Because of its importance, Paul would send encouragers to churches in different cities specifically to strengthen the people; in 1 Thessalonians, he sent “Timothy, our brother and God’s fellow worker in the gospel of Christ, to strengthen and encourage you as to your faith.” 

If you find yourself in the same boat as me, the problem may be that we are expecting affirmation from individuals who have been caught up in the day-to-day routine of life and forgotten the importance of verbal praise. I would submit that rather than expecting people to change, we need to be the catalyst for culture change in our organizations. 

In his book, “The Character of Leadership,” Dr. Jeff Iorg, president of Golden Gate Baptist Theological Seminary, gives us four principles for inspiring passion: 

-Accept people as they are 
-Relate to people on their terms 
-Meet the needs of people 
-Serve people with abandon 

All of these values can help us to love, strengthen, and encourage people more, while allowing us to feel more passionate in the different areas of our lives.
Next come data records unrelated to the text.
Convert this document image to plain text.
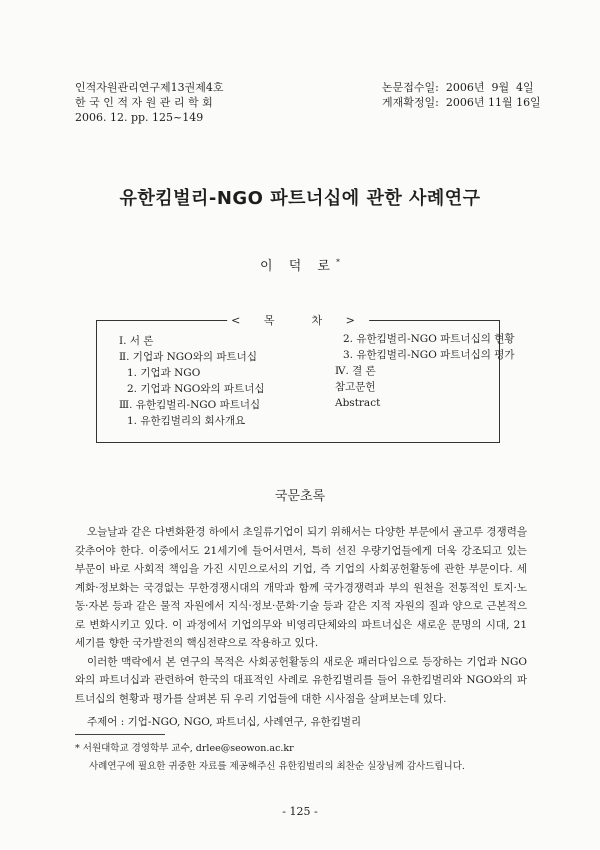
인적자원관리연구제13권제4호
한 국 인 적 자 원 관 리 학 회
2006. 12. pp. 125~149
논문접수일:  2006년  9월  4일
게재확정일:  2006년 11월 16일
유한킴벌리-NGO 파트너십에 관한 사례연구
이 덕 로*
< 목  차 >
Ⅰ. 서 론
Ⅱ. 기업과 NGO와의 파트너십
1. 기업과 NGO
2. 기업과 NGO와의 파트너십
Ⅲ. 유한킴벌리-NGO 파트너십
1. 유한킴벌리의 회사개요
2. 유한킴벌리-NGO 파트너십의 현황
3. 유한킴벌리-NGO 파트너십의 평가
Ⅳ. 결 론
참고문헌
Abstract
국문초록

오늘날과 같은 다변화환경 하에서 초일류기업이 되기 위해서는 다양한 부문에서 골고루 경쟁력을 갖추어야 한다. 이중에서도 21세기에 들어서면서, 특히 선진 우량기업들에게 더욱 강조되고 있는 부문이 바로 사회적 책임을 가진 시민으로서의 기업, 즉 기업의 사회공헌활동에 관한 부문이다. 세계화·정보화는 국경없는 무한경쟁시대의 개막과 함께 국가경쟁력과 부의 원천을 전통적인 토지·노동·자본 등과 같은 물적 자원에서 지식·정보·문화·기술 등과 같은 지적 자원의 질과 양으로 근본적으로 변화시키고 있다. 이 과정에서 기업의무와 비영리단체와의 파트너십은 새로운 문명의 시대, 21세기를 향한 국가발전의 핵심전략으로 작용하고 있다.

이러한 맥락에서 본 연구의 목적은 사회공헌활동의 새로운 패러다임으로 등장하는 기업과 NGO와의 파트너십과 관련하여 한국의 대표적인 사례로 유한킴벌리를 들어 유한킴벌리와 NGO와의 파트너십의 현황과 평가를 살펴본 뒤 우리 기업들에 대한 시사점을 살펴보는데 있다.

주제어 : 기업-NGO, NGO, 파트너십, 사례연구, 유한킴벌리
* 서원대학교 경영학부 교수, drlee@seowon.ac.kr
사례연구에 필요한 귀중한 자료를 제공해주신 유한킴벌리의 최찬순 실장님께 감사드립니다.
- 125 -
Maybe we could start a culture change in our organization by using these four concepts to relate to our coworkers, friends, enemies, and yes even squirrels. Begin by loving people for who they are, learning how they want you to relate to them, meeting their needs instead of expecting them to meet yours, and serving them selflessly. 

You may not see any fruit from your endeavors, but the greater hope is that we find serving is more encouraging than receiving in the end. But, I am willing to bet that it will change their demeanor towards serving you. And who knows, maybe even the squirrel will give you his peanut someday.